There is a known issue on POWER9 processor based servers running the latest version of Red Hat Enterprise Linux 7 (7.6) alternative architectures release. The newer kernel version in use includes an auto-onlining feature for memory within the system. In virtualised environments this is a great thing, as it means that you can dynamically add memory resources to a running virtual machine and it can automatically online and use that new capacity.
Unfortunately, the High Bandwidth Memory on the NVIDIA Tesla GPUs is also seen by the Operating System, and so the Red Hat kernel attempts to claim that memory space immediately — making it unavailable for GPU workloads.
To disable this, you need to change the UDev rule that enables auto-onlining of memory. This involves commenting out the relevant lines in the file:
/etc/udev/rules.d/40-redhat.rules
Details are available in the IBM KnowledgeCenter, but you essentially need to comment out the entire section covering the memory hot add capability. A reboot is then required to pick up these changes. My personal recommendation would be to make these changes before installing the latest NVIDIA driver. You can then reboot the system and pick up both changes at once.
Summary
There are a few common problems that appear when installing the latest drivers for NVIDIA GPUs, but most of them are easy to work around. Here is my simple flowchart to help troubleshoot the common problems that we’ve seen:
One more thing…
There is one other potential reason that your deep learning or machine learning workloads are not making the best use of the GPUs installed in your system, and that is the frameworks and tooling that you are using. The common deep learning frameworks like Tensorflow and PyTorch are available in both GPU accelerated versions, and CPU only versions. So it is possible to install the wrong version, and be restricted to only using the system CPUs rather than the NVIDIA GPUs installed in your system.
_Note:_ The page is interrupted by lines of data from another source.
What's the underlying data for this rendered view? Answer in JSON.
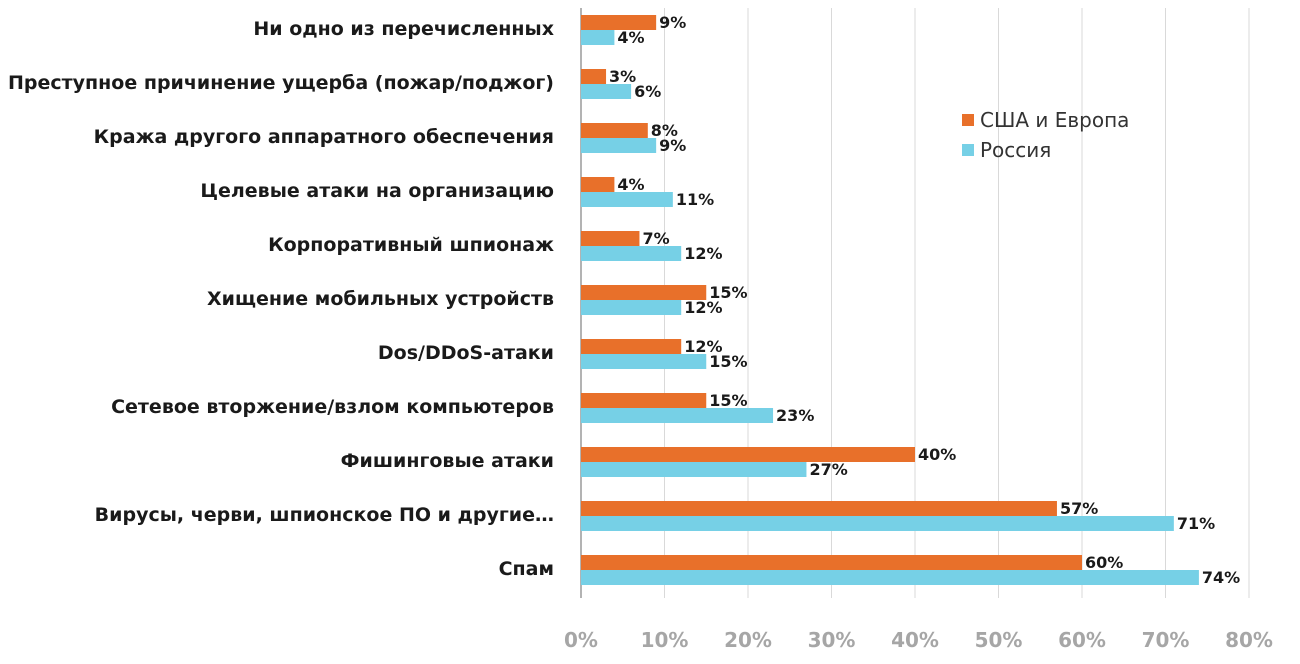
{
  "chart_data": {
    "type": "bar",
    "orientation": "horizontal",
    "title": "",
    "xlabel": "",
    "ylabel": "",
    "xlim": [
      0,
      80
    ],
    "x_ticks": [
      0,
      10,
      20,
      30,
      40,
      50,
      60,
      70,
      80
    ],
    "tick_suffix": "%",
    "grid": "vertical",
    "legend_position": "top-right",
    "categories": [
      "Ни одно из перечисленных",
      "Преступное причинение ущерба (пожар/поджог)",
      "Кража другого аппаратного обеспечения",
      "Целевые атаки на организацию",
      "Корпоративный шпионаж",
      "Хищение мобильных устройств",
      "Dos/DDoS-атаки",
      "Сетевое вторжение/взлом компьютеров",
      "Фишинговые атаки",
      "Вирусы, черви, шпионское ПО и другие…",
      "Спам"
    ],
    "series": [
      {
        "name": "США и Европа",
        "color": "#e8702a",
        "values": [
          9,
          3,
          8,
          4,
          7,
          15,
          12,
          15,
          40,
          57,
          60
        ]
      },
      {
        "name": "Россия",
        "color": "#76d0e6",
        "values": [
          4,
          6,
          9,
          11,
          12,
          12,
          15,
          23,
          27,
          71,
          74
        ]
      }
    ]
  }
}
Also, popular machine learning algorithms like those in the SciKit Learn python package are not GPU accelerated. So running workloads involving things like linear or logistic regression, or extensive use of xgboost will not make use of any GPUs installed in a system.
To get the most out of your GPU accelerators, you will need to run the right software that has been created to make the most of them. For the deep learning frameworks, I would recommend using Watson Machine Learning Community Edition (WML CE). This is a pre-compiled set of the most used open source tooling, optimised to run on GPUs where available. It includes the latest versions of things like TensorFlow, PyTorch, and Caffe, as well as managing all dependencies through the Anaconda Python package and environment manager.
For machine learning workloads, WML CE also includes the SnapML packages. This provides GPU accelerated versions of the most common machine learning algorithms to boost performance. It even includes a SciKit Learn style python API so can act as a drop in replacement for sklearn, with no changes to existing code. This can give up to a 46x performance boost over CPU alone.
Another option for accelerating machine learning tasks using GPUs is the open source RAPIDS suite of software libraries originally developed by NVIDIA. This also adds GPU acceleration to common machine learning jobs to increase performance and efficiency.